While multiple people have been working on finer-grained control over fast-math optimizations and other relaxed numerics modes, there has also been some initial progress on adding support for more constrained numerics models. There has been considerable progress towards adding and enabling constrained floating-point intrinsics to capture FENV_ACCESS ON and similar semantic models.

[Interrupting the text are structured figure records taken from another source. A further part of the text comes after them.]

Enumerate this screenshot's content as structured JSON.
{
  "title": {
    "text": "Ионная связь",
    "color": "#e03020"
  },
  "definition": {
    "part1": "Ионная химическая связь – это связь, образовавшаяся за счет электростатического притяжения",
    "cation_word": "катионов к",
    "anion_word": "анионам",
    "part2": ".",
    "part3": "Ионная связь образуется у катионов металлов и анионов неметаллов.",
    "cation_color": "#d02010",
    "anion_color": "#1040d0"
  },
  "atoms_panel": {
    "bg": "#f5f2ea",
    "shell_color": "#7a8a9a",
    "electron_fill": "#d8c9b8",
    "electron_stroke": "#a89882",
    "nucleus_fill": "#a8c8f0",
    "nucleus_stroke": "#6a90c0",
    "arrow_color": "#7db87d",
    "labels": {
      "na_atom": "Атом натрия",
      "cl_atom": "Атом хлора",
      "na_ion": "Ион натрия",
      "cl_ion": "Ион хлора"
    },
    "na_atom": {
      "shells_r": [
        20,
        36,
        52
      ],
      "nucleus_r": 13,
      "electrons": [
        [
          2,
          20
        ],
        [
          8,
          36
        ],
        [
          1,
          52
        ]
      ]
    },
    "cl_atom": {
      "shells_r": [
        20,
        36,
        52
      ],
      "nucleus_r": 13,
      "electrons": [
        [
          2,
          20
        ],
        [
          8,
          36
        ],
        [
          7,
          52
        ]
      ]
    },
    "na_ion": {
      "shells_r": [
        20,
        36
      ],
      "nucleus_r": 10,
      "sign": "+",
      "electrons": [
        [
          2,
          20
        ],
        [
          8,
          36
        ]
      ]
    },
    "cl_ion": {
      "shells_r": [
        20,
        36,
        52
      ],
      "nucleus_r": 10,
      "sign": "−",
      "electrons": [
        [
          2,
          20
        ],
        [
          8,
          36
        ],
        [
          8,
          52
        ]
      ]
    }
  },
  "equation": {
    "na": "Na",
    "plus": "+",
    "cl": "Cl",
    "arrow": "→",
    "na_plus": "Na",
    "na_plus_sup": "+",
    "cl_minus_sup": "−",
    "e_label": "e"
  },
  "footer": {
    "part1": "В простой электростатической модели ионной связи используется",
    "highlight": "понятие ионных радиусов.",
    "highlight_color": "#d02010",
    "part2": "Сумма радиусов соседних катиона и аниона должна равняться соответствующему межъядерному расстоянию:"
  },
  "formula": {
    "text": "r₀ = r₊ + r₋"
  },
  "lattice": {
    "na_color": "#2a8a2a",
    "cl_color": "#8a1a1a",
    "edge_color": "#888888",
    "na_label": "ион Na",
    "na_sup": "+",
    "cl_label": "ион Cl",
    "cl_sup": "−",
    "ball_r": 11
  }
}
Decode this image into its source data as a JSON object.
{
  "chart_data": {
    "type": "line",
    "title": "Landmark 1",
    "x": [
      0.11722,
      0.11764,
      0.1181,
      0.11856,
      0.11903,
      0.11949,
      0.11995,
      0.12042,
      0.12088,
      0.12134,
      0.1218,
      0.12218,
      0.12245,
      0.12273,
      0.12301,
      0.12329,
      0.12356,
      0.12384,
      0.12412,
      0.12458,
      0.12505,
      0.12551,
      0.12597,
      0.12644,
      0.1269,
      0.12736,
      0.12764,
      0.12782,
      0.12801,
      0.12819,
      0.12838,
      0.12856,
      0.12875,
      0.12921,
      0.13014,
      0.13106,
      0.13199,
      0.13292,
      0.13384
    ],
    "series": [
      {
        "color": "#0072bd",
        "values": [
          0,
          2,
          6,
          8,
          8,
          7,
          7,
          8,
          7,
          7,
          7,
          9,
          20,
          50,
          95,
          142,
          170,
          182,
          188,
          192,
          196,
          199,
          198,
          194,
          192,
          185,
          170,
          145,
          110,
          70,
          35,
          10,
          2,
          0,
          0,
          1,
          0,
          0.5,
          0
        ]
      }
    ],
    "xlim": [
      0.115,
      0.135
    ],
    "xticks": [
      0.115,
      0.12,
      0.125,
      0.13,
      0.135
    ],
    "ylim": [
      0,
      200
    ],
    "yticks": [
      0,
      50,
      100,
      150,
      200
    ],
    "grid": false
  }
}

These experimental constrained intrinsics prohibit certain transforms that are not safe if the default floating-point environment is not in effect. Historically, LLVM has in practice basically “split the difference” with regard to such transforms; they haven’t been explicitly disallowed, as LLVM doesn’t model the floating-point environment, but they have been disabled when they caused trouble for tests or software projects. The absence of a formal model for licensing these transforms constrains our ability to enable them. Bringing language and backend support for constrained intrinsics across the finish line will allow us to include transforms that we disable as a matter of practicality today, and allow us to give developers an easy escape valve (in the form of FENV_ACCESS ON and similar language controls) when they need more precise control, rather than an ad-hoc set of flags to pass to the driver.

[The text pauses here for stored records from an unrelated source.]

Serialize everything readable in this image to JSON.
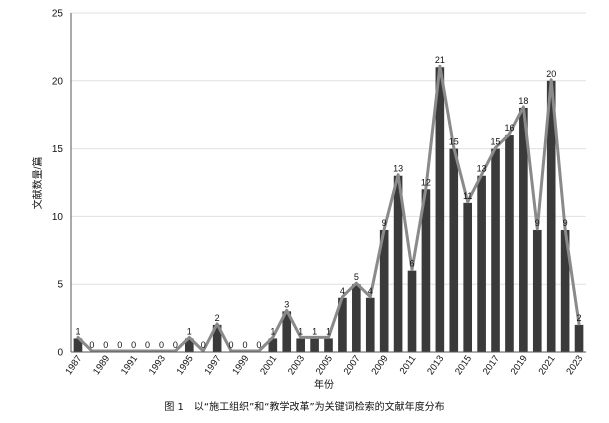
{
  "chart_data": {
    "type": "bar",
    "overlay": "line",
    "categories": [
      "1987",
      "1988",
      "1989",
      "1990",
      "1991",
      "1992",
      "1993",
      "1994",
      "1995",
      "1996",
      "1997",
      "1998",
      "1999",
      "2000",
      "2001",
      "2002",
      "2003",
      "2004",
      "2005",
      "2006",
      "2007",
      "2008",
      "2009",
      "2010",
      "2011",
      "2012",
      "2013",
      "2014",
      "2015",
      "2016",
      "2017",
      "2018",
      "2019",
      "2020",
      "2021",
      "2022",
      "2023"
    ],
    "tick_labels": [
      "1987",
      "1989",
      "1991",
      "1993",
      "1995",
      "1997",
      "1999",
      "2001",
      "2003",
      "2005",
      "2007",
      "2009",
      "2011",
      "2013",
      "2015",
      "2017",
      "2019",
      "2021",
      "2023"
    ],
    "values": [
      1,
      0,
      0,
      0,
      0,
      0,
      0,
      0,
      1,
      0,
      2,
      0,
      0,
      0,
      1,
      3,
      1,
      1,
      1,
      4,
      5,
      4,
      9,
      13,
      6,
      12,
      21,
      15,
      11,
      13,
      15,
      16,
      18,
      9,
      20,
      9,
      2
    ],
    "xlabel": "年份",
    "ylabel": "文献数量/篇",
    "ylim": [
      0,
      25
    ],
    "yticks": [
      0,
      5,
      10,
      15,
      20,
      25
    ],
    "grid": true,
    "legend": "none",
    "colors": {
      "bar": "#3a3a3a",
      "line": "#8a8a8a",
      "grid": "#e0e0e0",
      "axis": "#555555"
    }
  },
  "caption": "图 1　以“施工组织”和“教学改革”为关键词检索的文献年度分布"
}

We should discuss these new intrinsics to make sure that they can capture the right models for all the languages that LLVM supports.

Here are some possible discussion items:

  • Should specialization be applied at the call level for edges in a call graph where the caller has special context to extend into the callee wrt to flags?
  • Should the inliner apply something similar to calls that meet inlining criteria?
  • What other part(s) of the compiler could make use of IR flags that are currently not covered?
  • What work needs to be done regarding code debt wrt current areas of implementation.